Vincent Bolloré non vuole comprare la Sky di Rupert Murdoch attraverso Vivendi, ma punterebbe invece ad imitare il tycoon australiano in fatto di controllo aziendale per poi espandersi nel mercato europeo delle tv puntando su un boccone più alla portata che secondo gli analisti corrisponderebbe all’italiana Mediaset.

II modello che il finanziere francese ha preso a riferimento è appunto quello di 21st Century Fox, dove il Murdoch con una quota azionaria minima (attorno al 13%) ha il controllo assoluto dell’assemblea, grazie alle azioni a voto maggiorato.

Andrebbe dunque in questa direzione la decisione di Bolloré di crescere ancora nell’azionariato di Vivendi portando la sua partecipazione dal 12% al 14,52%, per salire poi al 15% nei prossimi giorni.

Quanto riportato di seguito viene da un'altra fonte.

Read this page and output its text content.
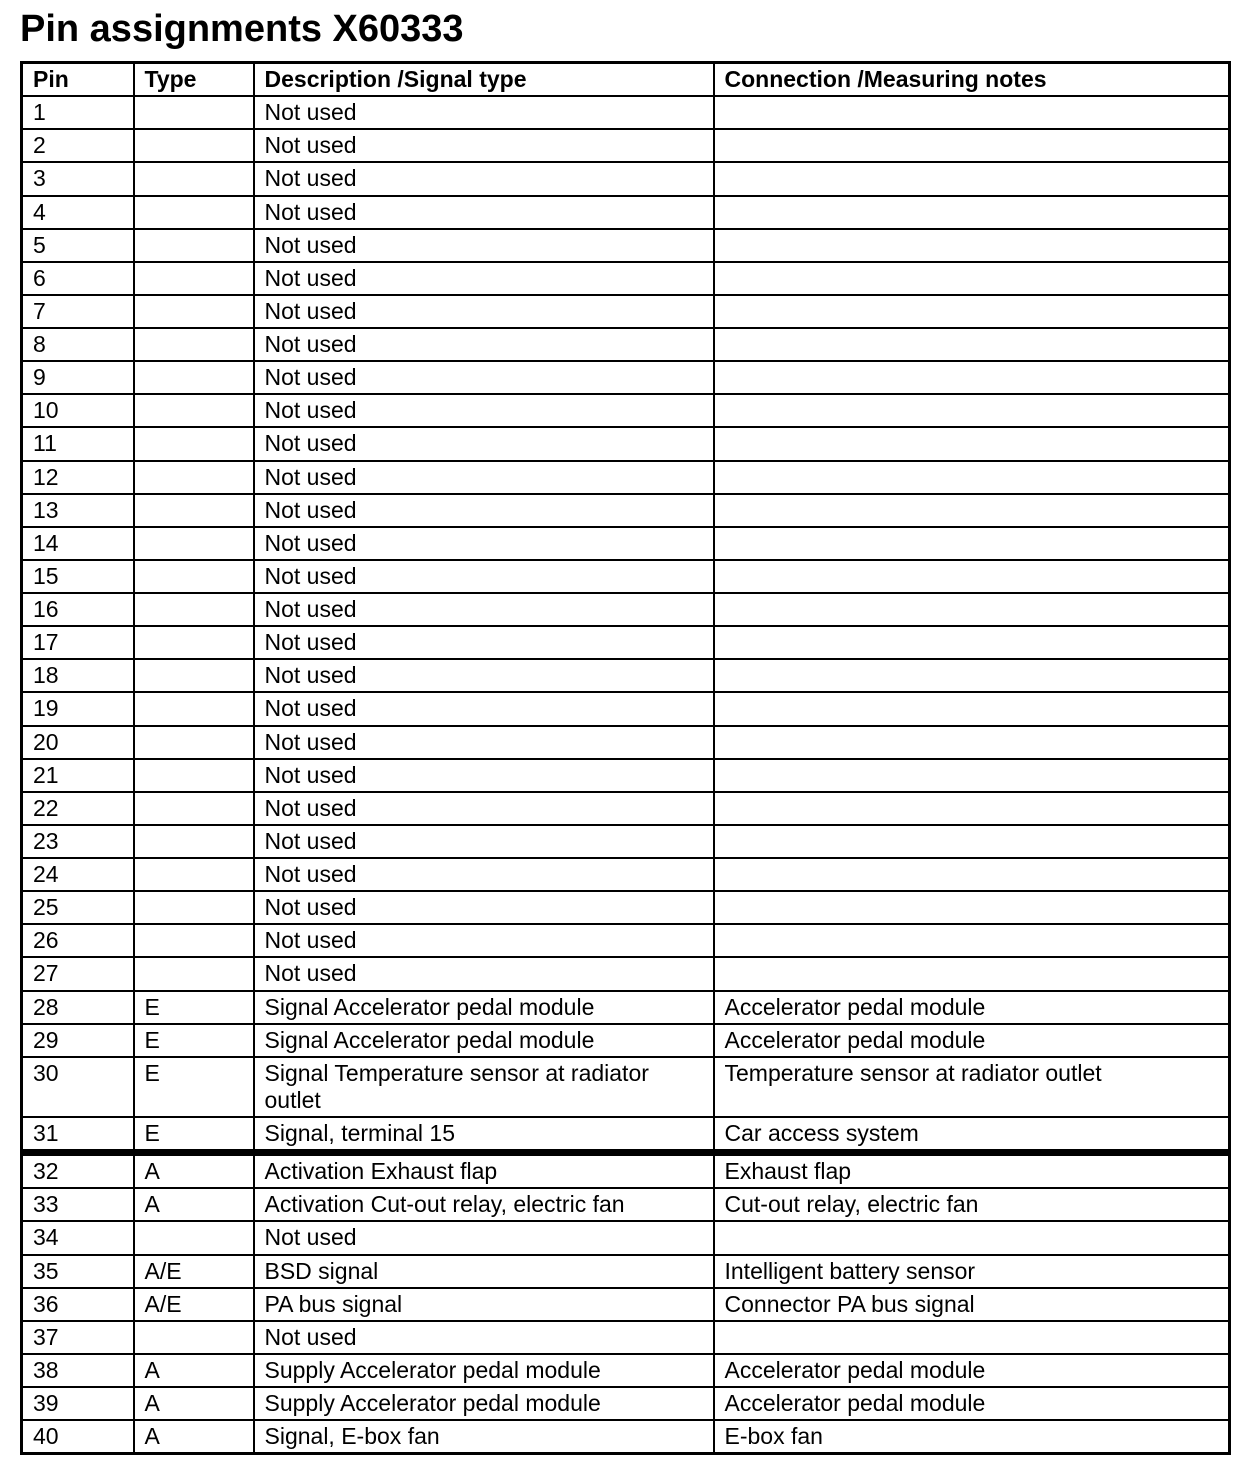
Pin assignments X60333
Pin	Type	Description /Signal type	Connection /Measuring notes
1		Not used	
2		Not used	
3		Not used	
4		Not used	
5		Not used	
6		Not used	
7		Not used	
8		Not used	
9		Not used	
10		Not used	
11		Not used	
12		Not used	
13		Not used	
14		Not used	
15		Not used	
16		Not used	
17		Not used	
18		Not used	
19		Not used	
20		Not used	
21		Not used	
22		Not used	
23		Not used	
24		Not used	
25		Not used	
26		Not used	
27		Not used	
28	E	Signal Accelerator pedal module	Accelerator pedal module
29	E	Signal Accelerator pedal module	Accelerator pedal module
30	E	Signal Temperature sensor at radiator outlet	Temperature sensor at radiator outlet
31	E	Signal, terminal 15	Car access system
32	A	Activation Exhaust flap	Exhaust flap
33	A	Activation Cut-out relay, electric fan	Cut-out relay, electric fan
34		Not used	
35	A/E	BSD signal	Intelligent battery sensor
36	A/E	PA bus signal	Connector PA bus signal
37		Not used	
38	A	Supply Accelerator pedal module	Accelerator pedal module
39	A	Supply Accelerator pedal module	Accelerator pedal module
40	A	Signal, E-box fan	E-box fan
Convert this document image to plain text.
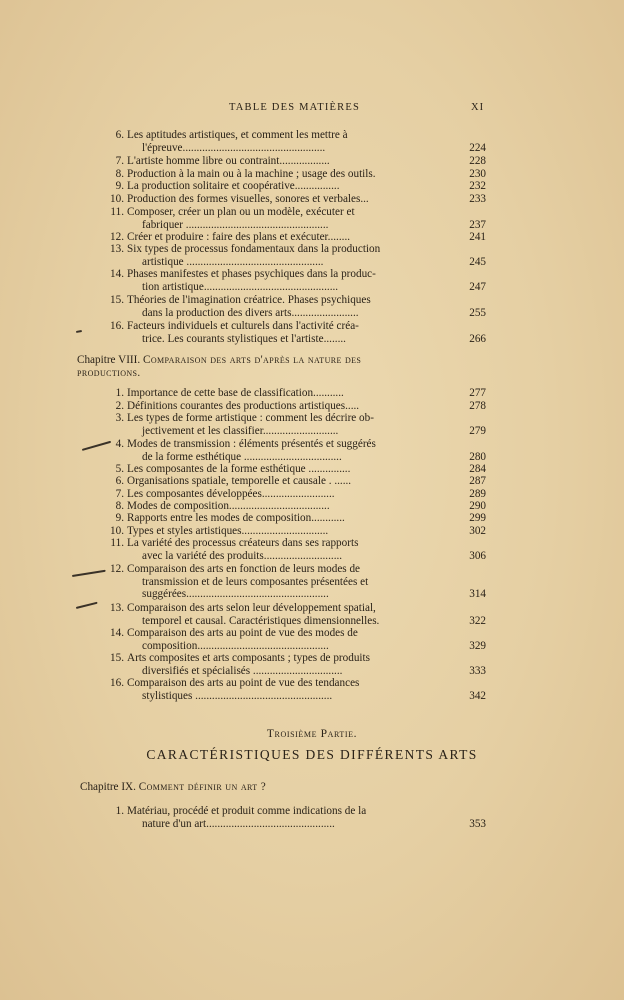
TABLE DES MATIÈRES	XI
6. Les aptitudes artistiques, et comment les mettre à
l'épreuve...................................................	224
7. L'artiste homme libre ou contraint..................	228
8. Production à la main ou à la machine ; usage des outils.	230
9. La production solitaire et coopérative................	232
10. Production des formes visuelles, sonores et verbales...	233
11. Composer, créer un plan ou un modèle, exécuter et
fabriquer ...................................................	237
12. Créer et produire : faire des plans et exécuter........	241
13. Six types de processus fondamentaux dans la production
artistique .................................................	245
14. Phases manifestes et phases psychiques dans la produc-
tion artistique................................................	247
15. Théories de l'imagination créatrice. Phases psychiques
dans la production des divers arts........................	255
16. Facteurs individuels et culturels dans l'activité créa-
trice. Les courants stylistiques et l'artiste........	266
Chapitre VIII. Comparaison des arts d'après la nature des
productions.
1. Importance de cette base de classification...........	277
2. Définitions courantes des productions artistiques.....	278
3. Les types de forme artistique : comment les décrire ob-
jectivement et les classifier...........................	279
4. Modes de transmission : éléments présentés et suggérés
de la forme esthétique ...................................	280
5. Les composantes de la forme esthétique ...............	284
6. Organisations spatiale, temporelle et causale . ......	287
7. Les composantes développées..........................	289
8. Modes de composition....................................	290
9. Rapports entre les modes de composition............	299
10. Types et styles artistiques...............................	302
11. La variété des processus créateurs dans ses rapports
avec la variété des produits............................	306
12. Comparaison des arts en fonction de leurs modes de
transmission et de leurs composantes présentées et
suggérées...................................................	314
13. Comparaison des arts selon leur développement spatial,
temporel et causal. Caractéristiques dimensionnelles.	322
14. Comparaison des arts au point de vue des modes de
composition...............................................	329
15. Arts composites et arts composants ; types de produits
diversifiés et spécialisés ................................	333
16. Comparaison des arts au point de vue des tendances
stylistiques .................................................	342
Troisième Partie.
CARACTÉRISTIQUES DES DIFFÉRENTS ARTS
Chapitre IX. Comment définir un art ?
1. Matériau, procédé et produit comme indications de la
nature d'un art..............................................	353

In questo modo il finanziere bretone, grande azionista di Mediobanca, avrebbe la possibilità, in accordo con i fondi azionisti di Vivendi, di modificare lo statuto e far approvare la norma sul voto doppio introdotto in Francia dalla legge Florange.

Opzione che Bolloré vuole far approvare per arrivare a controllare voti per il 23-24%, visto che avrà la possibilità di sfruttare questa opportunità concessa dalla nominativa vigente solo per una parte della sua partecipazione. In questo modo potrà gestire al meglio il gruppo che dopo le cessioni di Sfr e Gvt (a Telefonica) si ritrova con una dote di 11 miliardi di liquidità e potrà essere uno dei protagonisti del risiko del settore in Europa. Come dimostra l’operazione di acquisizione dell’ 80% di Daily-motion (operatore video online) valutata complessivamente 265 milioni.

Ma non sarà la stessa Sky paneuropea il target di Bolloré. Così come il player inglese Itv, considerato un boccone troppo grosso. Questa è stata l’indicazione operativa arrivati ieri dalle colonne del Financial Times da parte del ceo di Vivendi, Arnaud de Puyfontaine.

Comunque di opzioni di espansione e acquisizioni nel Vecchio Continente ci sono. Come sostengono gli analisti di Mediobanca Securities, «Mediaset può rappresentare un’opzione strategica interessante per Vivendi, essendo un gruppo di media e contenuti, che permetterebbe al gruppo francese di entrare direttamente nel mercato televisivo italiano e indirettamente in quello spagnolo, visto che Mediaset è leader sul mercato iberico.

Tanto più che nei prossimi mesi Vivendi sbarcherà formalmente in Italia, rilevando la partecipazione della spagnola Telefonica in Telecom Italia: una quota pari all’8%. E se per il finanziere francese, il gruppo di tic deve restare una public company per operare con tutti i principali fornitori di contenuti, come se fosse un’autostrada, per Mediobanca Securities avrebbe senso l’ingresso nel capitale di Mediaset. Tanto più che quest’ultima cerca alleati per la pay tv Premium.

«II business italiano di Mediaset tratta a uno sconto vistoso rispetto ai competitoreuropei: 9,6 volte il rapporto enterprise value/ebit 2016, quando i gruppi comparabili trattano a 13,2 volte, un motivo in più per Vivendi per tentare l’impresa. «Un’operazione con Mediaset, carta contro carta o per contanti, o con un mix delle due opzioni, sarebbe possibile, a nostro avviso», concludono gli analisti di Mediobanca che sul titolo Mediaset confermano il rating outperform e il target price a 4,74 euro. Uno scenario che ha dato una spinta al titolo del Biscione, che ieri ha chiuso a 4,6 euro ( 2,22%).